DHTML also enables you, as a script programmer, to implement features that are impossible to implement with CGI. The CGI app doesn't receive input until the user clicks the Submit button. By comparison, DHTML-based scripts can receive and process an event when the user clicks any button or even when the mouse pointer passes over a button.
While DHTML increases the capability of scripting languages, it does nothing to address other problems inherent in scripts. Because script languages lack the clear structure of Java (or other languages such as C++), scripts of more than a few dozen lines become difficult to write and debug. (Some programmers claim that 100 lines represent a practical upper boundary for a script app.) In addition, script languages have a long learning curve that the Java programmer must surmount.

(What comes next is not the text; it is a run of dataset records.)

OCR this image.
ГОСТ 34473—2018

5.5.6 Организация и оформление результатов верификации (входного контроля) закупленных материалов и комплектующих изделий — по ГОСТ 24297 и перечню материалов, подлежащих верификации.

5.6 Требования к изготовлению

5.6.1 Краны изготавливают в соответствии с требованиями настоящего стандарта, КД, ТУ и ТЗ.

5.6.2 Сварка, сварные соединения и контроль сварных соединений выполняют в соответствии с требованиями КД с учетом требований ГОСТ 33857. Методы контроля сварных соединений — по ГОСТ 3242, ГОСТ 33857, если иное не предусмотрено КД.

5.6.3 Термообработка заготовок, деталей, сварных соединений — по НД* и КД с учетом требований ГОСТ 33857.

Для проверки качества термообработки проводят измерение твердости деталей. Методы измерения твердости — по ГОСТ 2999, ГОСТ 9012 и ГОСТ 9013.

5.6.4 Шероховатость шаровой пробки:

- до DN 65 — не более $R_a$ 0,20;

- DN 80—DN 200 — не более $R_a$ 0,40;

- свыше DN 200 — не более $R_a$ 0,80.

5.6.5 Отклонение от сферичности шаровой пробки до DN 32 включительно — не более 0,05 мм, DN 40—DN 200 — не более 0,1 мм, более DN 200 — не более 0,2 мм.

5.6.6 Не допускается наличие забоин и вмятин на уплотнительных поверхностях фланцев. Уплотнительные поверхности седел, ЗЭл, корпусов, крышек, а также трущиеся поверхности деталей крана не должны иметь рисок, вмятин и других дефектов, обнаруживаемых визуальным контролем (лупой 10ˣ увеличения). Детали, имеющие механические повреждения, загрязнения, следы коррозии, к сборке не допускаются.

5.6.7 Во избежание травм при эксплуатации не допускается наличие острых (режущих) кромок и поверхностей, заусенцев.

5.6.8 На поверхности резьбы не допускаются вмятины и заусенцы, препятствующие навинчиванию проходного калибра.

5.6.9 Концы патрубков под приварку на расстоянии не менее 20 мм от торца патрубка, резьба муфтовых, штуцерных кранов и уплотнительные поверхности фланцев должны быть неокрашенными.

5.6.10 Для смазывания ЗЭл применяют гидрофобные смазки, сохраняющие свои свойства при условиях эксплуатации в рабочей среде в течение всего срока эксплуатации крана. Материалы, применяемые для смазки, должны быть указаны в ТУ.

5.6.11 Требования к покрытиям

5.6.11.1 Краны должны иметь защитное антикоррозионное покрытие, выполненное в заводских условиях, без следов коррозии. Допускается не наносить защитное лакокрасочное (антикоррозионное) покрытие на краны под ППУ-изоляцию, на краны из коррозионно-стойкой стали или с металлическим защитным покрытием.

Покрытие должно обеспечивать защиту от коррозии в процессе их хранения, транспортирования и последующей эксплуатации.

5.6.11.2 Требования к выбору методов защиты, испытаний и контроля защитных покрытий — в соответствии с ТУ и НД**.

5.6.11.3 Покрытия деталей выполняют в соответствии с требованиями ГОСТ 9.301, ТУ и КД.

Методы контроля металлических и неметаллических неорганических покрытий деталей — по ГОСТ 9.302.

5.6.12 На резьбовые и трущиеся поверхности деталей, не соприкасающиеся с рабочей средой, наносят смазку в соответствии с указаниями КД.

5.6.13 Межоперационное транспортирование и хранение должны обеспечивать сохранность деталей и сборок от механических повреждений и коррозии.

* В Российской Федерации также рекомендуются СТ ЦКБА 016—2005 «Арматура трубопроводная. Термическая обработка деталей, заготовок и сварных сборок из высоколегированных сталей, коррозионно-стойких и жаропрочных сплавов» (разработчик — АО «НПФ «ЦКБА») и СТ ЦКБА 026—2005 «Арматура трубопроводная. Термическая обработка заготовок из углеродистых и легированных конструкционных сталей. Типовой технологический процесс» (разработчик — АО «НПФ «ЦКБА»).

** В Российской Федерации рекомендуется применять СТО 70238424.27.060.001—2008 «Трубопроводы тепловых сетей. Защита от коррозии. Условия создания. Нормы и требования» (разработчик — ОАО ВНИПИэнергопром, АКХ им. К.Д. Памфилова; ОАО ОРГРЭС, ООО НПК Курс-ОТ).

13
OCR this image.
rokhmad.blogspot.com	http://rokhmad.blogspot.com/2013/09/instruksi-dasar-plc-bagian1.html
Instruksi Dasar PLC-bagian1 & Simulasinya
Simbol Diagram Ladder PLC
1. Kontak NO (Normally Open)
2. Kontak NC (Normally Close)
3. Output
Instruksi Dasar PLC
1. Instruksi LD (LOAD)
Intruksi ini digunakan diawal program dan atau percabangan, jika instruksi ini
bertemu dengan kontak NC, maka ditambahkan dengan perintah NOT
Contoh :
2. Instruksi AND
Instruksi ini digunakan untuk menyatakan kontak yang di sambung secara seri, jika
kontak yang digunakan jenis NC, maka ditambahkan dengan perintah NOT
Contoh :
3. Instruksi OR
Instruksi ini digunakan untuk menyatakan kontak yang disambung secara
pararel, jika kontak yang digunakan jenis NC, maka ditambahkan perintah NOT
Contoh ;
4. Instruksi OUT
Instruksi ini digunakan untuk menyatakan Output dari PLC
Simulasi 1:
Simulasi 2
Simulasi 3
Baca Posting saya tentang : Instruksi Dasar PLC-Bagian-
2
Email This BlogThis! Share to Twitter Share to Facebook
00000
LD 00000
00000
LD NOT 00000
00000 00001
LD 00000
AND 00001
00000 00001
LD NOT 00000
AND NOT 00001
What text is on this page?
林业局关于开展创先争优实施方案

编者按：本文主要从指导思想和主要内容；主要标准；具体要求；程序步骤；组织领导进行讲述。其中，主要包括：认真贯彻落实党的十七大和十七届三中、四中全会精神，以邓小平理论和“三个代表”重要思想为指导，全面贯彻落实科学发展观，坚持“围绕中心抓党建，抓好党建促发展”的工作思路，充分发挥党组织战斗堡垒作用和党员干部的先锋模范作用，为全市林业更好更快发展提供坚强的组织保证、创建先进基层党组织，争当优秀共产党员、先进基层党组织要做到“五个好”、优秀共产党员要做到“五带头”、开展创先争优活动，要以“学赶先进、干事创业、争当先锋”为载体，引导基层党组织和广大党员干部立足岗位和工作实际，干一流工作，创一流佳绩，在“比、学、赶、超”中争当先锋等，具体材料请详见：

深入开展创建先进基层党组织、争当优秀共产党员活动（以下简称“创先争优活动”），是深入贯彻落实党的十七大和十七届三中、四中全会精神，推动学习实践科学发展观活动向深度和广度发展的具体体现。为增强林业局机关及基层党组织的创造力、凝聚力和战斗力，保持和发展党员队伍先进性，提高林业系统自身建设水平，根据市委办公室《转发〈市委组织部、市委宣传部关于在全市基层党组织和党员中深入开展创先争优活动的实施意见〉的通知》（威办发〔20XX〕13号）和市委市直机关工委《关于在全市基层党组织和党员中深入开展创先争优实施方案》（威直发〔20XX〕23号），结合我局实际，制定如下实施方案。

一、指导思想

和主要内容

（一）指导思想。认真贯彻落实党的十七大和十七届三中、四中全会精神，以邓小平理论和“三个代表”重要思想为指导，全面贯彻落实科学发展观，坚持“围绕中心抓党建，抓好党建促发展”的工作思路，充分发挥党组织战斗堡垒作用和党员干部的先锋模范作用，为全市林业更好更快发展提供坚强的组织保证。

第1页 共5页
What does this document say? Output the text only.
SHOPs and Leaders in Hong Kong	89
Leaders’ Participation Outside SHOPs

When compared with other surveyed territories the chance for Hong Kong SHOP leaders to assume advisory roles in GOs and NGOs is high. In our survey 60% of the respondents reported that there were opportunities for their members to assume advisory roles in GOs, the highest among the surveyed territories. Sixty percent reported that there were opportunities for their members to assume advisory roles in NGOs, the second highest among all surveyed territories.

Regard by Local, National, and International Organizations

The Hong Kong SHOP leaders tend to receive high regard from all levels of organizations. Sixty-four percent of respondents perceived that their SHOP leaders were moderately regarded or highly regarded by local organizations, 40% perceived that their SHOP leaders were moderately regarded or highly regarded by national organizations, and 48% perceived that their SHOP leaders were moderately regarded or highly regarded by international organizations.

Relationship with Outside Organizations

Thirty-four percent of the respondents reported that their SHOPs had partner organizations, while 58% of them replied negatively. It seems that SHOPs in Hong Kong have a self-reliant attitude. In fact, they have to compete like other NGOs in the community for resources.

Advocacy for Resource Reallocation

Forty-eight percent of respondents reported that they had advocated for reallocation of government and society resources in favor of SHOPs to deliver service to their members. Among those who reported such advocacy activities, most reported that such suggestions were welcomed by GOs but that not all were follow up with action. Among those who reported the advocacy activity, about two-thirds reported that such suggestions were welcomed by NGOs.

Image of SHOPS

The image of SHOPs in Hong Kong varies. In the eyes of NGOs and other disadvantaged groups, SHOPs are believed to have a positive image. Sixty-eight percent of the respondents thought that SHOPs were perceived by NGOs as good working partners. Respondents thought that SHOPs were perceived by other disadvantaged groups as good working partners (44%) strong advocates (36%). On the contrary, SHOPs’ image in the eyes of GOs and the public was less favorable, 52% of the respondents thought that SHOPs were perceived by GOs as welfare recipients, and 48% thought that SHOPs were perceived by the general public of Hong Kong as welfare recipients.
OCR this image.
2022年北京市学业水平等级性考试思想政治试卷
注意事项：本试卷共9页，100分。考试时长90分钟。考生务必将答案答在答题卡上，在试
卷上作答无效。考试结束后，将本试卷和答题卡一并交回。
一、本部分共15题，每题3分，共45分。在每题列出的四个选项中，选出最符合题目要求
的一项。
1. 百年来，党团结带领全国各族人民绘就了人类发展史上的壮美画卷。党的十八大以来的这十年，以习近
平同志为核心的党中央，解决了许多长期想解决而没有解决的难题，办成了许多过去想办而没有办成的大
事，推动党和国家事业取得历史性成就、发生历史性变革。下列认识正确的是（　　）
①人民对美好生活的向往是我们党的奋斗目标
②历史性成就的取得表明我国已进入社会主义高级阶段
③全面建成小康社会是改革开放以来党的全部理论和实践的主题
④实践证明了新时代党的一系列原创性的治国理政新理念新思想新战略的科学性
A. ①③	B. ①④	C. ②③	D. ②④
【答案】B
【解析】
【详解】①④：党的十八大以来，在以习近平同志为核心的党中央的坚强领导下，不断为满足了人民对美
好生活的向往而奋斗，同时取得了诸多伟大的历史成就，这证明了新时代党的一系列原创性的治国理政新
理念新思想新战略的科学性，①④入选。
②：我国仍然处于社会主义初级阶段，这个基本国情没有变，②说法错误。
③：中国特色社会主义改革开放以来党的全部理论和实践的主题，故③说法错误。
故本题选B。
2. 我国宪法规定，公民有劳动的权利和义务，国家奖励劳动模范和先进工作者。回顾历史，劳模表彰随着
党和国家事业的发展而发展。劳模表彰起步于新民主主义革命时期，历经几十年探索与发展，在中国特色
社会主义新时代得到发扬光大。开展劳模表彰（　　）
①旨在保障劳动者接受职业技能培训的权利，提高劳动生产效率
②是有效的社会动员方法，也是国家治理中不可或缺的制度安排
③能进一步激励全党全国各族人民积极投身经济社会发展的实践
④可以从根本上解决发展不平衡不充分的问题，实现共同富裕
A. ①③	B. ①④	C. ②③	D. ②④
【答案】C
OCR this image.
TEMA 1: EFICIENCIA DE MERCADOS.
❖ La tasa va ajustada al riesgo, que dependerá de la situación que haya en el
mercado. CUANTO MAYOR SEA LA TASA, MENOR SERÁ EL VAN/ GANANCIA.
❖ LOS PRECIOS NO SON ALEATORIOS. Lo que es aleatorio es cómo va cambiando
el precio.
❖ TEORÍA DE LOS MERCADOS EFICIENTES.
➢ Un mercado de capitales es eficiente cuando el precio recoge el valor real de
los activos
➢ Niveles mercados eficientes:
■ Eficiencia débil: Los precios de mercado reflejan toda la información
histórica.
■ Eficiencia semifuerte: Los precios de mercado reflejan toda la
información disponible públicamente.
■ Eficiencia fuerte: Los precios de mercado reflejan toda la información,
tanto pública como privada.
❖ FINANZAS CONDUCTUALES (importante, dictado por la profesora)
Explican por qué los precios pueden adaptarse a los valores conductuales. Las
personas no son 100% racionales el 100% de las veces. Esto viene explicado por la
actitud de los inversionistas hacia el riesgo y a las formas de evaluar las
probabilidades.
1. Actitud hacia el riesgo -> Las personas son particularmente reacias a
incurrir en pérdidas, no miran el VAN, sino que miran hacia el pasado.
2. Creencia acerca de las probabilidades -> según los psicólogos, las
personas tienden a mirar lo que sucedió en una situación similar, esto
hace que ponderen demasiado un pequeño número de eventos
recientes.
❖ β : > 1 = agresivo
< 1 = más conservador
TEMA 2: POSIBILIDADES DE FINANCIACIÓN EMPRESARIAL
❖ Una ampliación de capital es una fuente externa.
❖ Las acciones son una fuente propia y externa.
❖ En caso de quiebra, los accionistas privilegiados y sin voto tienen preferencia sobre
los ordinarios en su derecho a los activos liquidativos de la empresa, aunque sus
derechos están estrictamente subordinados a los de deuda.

Visual J Plus Plus Access to DHTML
Visual J Plus Plus introduces the ability to access the capabilities of DHTML from a Java app. Your control of DHTML features no longer requires you to learn a new scripting language. Your control of DHTML features can also be more sophisticated than before, because Java apps can be larger and more involved than apps written in a script language. In addition, Java access to DHTML introduces capabilities that aren't supported by scripting languages, such as access to database information on the client (the browser) or the server.
DHTML access in Visual J Plus Plus is contained in the Windows Foundation Classes for Java (WFC) wfc.html package. Visual J Plus Plus source code that accesses the html package looks amazingly like the code that accesses other WFC objects. The same Visual J Plus Plus app can use the html package on the client or the server with only minor changes.